Aquela tarde no Goodison Park, em Liverpool, ficou definitivamente marcada na sua carreira. Foi sua única derrota em uma Copa do Mundo, em um jogo no qual Eusébio fez dois dos gols com que Portugal venceu (3 a 1) e eliminou o Brasil, então bicampeão e favorito.

Pelé, ao final da partida, foi cumprimentar todos os jogadores da "equipa das quinas", reconhecendo a superioridade lusa. Nesse dia, perdeu a possibilidade de voltar a ser campeão do mundo, mas ganhou uma amizade com Eusébio, que tratava por irmão. "Ficamos amigos no Mundial de 1966, na Inglaterra", afirmou Pelé no dia da morte do Pantera Negra.

No entanto, o primeiro contato de Pelé com o futebol português acontecera quase uma década antes. Foi a 19 de junho de 1957 e ele, ainda com 16 anos, foi escolhido para integrar um misto de jogadores do Santos e do Vasco da Gama para disputar a Taça Morumbi.

Pelé defrontou o time lisboeta Belenenses, em que jogavam outros dois portugueses africanos —Matateu e Vicente—, e marcou três gols em uma goleada de 6 a 1. Foram os primeiros gols do rei no Maracanã.

À parte o futebol, por esses anos Portugal e o Brasil trilhavam difíceis caminhos políticos e se comprometiam no caminho de ditaduras anacrônicas, em um mundo que se transformava rapidamente no sentido contrário, impulsionado pelo baby boom pós-Segunda Guerra.

Espinho de belas rosas, o futebol, com a sua força agregadora e transversal, servia simultaneamente de válvula de escape e garoto-propaganda àquela cegueira social de que as ditaduras serôdias, que atingiam os países de língua portuguesa, se serviam para manter seus povos fora da democracia.

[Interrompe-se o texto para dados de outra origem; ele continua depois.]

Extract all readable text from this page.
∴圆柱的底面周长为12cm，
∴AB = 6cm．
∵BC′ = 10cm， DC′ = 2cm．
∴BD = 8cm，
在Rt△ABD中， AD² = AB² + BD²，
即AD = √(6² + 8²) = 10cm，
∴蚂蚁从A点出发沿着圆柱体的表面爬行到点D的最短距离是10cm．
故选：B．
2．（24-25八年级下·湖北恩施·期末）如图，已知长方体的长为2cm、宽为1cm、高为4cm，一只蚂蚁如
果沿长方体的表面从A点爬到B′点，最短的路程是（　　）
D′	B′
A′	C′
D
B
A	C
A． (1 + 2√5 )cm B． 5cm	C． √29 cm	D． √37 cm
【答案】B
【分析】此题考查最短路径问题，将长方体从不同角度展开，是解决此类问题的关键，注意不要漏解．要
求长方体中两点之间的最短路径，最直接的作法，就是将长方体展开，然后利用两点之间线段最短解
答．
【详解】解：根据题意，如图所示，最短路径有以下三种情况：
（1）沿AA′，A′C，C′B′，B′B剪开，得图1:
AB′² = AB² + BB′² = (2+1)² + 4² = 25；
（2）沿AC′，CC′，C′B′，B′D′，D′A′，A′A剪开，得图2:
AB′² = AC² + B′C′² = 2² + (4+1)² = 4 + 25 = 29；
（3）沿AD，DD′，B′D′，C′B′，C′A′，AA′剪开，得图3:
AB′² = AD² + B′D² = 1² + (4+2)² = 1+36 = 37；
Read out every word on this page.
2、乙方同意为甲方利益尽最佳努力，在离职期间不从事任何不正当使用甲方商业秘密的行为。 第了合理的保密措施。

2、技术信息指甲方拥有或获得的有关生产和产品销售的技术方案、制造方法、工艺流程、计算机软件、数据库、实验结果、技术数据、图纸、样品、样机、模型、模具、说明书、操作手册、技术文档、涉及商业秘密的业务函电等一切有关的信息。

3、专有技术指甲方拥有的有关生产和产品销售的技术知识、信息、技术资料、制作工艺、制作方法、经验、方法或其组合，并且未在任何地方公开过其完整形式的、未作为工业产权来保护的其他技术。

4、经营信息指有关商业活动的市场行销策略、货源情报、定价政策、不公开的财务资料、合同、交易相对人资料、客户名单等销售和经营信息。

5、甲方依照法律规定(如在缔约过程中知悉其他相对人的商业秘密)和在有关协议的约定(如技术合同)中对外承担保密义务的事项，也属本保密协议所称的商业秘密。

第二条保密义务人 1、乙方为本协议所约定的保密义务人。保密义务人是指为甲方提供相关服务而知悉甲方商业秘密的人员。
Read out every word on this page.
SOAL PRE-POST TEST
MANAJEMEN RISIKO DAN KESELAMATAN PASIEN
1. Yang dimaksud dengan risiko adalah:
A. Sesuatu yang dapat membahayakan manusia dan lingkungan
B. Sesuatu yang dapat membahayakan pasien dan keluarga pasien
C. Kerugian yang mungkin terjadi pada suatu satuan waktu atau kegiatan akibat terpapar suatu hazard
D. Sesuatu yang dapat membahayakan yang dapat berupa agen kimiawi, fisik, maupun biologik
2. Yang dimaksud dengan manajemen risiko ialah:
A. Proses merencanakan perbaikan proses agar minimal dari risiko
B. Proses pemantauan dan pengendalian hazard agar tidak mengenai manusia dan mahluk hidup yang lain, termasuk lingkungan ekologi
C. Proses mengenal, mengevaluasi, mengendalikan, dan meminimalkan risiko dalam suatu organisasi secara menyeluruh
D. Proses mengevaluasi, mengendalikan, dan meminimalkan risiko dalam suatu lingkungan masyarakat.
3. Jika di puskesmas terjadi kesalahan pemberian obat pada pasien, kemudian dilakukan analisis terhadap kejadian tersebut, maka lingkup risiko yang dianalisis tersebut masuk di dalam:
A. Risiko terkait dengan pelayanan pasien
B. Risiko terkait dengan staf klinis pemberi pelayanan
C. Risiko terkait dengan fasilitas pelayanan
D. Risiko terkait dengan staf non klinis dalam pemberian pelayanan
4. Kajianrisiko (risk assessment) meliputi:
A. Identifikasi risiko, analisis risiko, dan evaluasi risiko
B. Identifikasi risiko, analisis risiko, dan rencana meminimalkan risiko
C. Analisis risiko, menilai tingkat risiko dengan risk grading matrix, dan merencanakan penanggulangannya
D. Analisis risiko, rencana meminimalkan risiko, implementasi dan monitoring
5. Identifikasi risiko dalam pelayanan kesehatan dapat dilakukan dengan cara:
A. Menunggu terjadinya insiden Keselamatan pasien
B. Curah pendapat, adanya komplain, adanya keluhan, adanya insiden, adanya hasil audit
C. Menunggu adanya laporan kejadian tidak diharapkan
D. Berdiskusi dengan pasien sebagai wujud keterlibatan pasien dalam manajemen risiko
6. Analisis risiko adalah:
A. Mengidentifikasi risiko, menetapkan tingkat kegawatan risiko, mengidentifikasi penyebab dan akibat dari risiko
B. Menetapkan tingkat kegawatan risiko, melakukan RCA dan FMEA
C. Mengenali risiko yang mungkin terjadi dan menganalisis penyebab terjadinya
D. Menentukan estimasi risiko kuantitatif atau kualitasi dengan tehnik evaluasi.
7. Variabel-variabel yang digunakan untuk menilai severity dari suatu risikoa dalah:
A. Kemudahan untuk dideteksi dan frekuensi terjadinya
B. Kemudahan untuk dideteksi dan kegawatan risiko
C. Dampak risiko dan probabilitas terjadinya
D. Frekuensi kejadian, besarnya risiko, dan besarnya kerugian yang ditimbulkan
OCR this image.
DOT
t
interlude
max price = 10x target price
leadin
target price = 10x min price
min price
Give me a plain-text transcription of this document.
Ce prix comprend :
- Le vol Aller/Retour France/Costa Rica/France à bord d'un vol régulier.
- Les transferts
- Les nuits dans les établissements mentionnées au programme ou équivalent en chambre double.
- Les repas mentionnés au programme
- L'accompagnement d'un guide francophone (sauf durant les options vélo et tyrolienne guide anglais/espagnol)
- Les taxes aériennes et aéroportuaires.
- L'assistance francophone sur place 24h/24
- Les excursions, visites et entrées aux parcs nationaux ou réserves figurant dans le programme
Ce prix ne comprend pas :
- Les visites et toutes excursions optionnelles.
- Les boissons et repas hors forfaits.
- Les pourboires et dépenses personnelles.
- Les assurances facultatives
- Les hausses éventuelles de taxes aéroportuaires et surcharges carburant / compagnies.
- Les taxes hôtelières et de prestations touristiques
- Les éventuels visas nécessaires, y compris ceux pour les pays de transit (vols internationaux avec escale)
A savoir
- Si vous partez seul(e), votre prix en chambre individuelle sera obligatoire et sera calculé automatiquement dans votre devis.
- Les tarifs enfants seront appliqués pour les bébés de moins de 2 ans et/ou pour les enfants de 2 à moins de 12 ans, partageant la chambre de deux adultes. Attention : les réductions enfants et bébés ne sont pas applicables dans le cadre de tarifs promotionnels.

Astros e estrelas do futebol ocupavam na televisão o espaço roubado ao debate social, empobrecendo-o com a cumplicidade de todos, ajudando as políticas ditatoriais de Portugal —ainda um país colonialista naquele tempo— e do Brasil, então recém-engolido pelos militares, a se esconderem do futuro.

Hoje, muitos anos passados, concatenando as memórias de quem nos fez sonhar, aprendemos que elas são muito maiores que qualquer sonho mau. Quando os imortais nos deixam no mundo dos vivos, ficamos todos mais perto de Deus.